Great Power, Great Responsibility: The 2018 Big Data AI Landscape

http://mattturck.com/bigdata2018/

It’s been an exciting, but complex year in the data world.

Just as last year, the data tech ecosystem has continued to “fire on all cylinders”. If nothing else, data is probably even more front and center in 2018, in both business and personal conversations. Some of the reasons, however, have changed.

On the one hand, data technologies (Big Data, data science, machine learning, AI) continue their march forward, becoming ever more efficient, and also more widely adopted in businesses around the world. It is no accident that one of the key themes in the corporate world in 2018 so far has been “digital transformation”. The term may feel quaint to some (“isn’t that what’s been happening for the last 25 years?”), but it reflects that many of the more traditional industries and companies are now fully engaged into their journey to become truly data-driven.

On the other hand, a much broader cross-section of the public has become aware of the pitfalls of data. Whether it is through the very public debate over the risks of AI, the Cambridge Analytica scandal, the massive Equifax data breach, GDPR-related privacy discussions or reports of growing government surveillance in China, the data world has started revealing some darker, scarier undertones.
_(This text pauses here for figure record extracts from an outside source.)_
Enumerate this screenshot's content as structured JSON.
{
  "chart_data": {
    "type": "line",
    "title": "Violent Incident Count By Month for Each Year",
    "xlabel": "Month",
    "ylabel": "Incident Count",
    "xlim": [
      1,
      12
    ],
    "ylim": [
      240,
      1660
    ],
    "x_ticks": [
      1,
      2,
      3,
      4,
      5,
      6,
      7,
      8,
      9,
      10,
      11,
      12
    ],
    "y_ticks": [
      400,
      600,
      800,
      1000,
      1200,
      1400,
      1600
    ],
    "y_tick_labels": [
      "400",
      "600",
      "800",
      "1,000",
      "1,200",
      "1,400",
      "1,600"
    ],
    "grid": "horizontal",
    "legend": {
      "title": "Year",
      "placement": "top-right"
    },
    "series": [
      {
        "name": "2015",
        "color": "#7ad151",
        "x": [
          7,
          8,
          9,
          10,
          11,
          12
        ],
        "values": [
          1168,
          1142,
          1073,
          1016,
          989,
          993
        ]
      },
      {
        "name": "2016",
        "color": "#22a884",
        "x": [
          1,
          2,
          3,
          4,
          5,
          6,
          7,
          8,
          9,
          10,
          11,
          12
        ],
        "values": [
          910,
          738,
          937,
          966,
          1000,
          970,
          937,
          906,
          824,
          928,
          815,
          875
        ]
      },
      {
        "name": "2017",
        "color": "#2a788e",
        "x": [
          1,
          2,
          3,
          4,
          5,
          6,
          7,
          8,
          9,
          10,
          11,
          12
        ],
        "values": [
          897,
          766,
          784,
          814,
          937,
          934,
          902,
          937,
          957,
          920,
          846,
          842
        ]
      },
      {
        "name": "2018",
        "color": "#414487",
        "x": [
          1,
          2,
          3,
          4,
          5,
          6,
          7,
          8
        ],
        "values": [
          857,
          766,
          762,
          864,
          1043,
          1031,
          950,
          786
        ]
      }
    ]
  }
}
Both are the flipside of the same phenomenon, which has been brewing for many years but is now in full display: just about everything (whether personal or professional) is rapidly getting digitized, and data technologies are becoming more adept than ever at processing and analyzing this massive data exhaust, increasingly in real time. From this can result both magic and abuse. The debate on how to combine this great power with a necessary sense of responsibility has become essential.

Let’s highlight some of the key trends and events of 2018.

Infrastructure & Analytics

From an industry standpoint, the data ecosystem remains as exciting and vibrant as ever, with a rich tapestry of innovative startups, mature “scale-ups”, and many aggressive public technology vendors. Most importantly, many customers large and small are deploying those technologies in production at scale, and reaping undeniable value from their efforts.

As the cycle of replacing older IT technologies with more modern data products continues, it seems that the Big Data market (infrastructure, analytics) is cycling through the early majority of buyers and transitioning into the late majority of the traditional adoption curve.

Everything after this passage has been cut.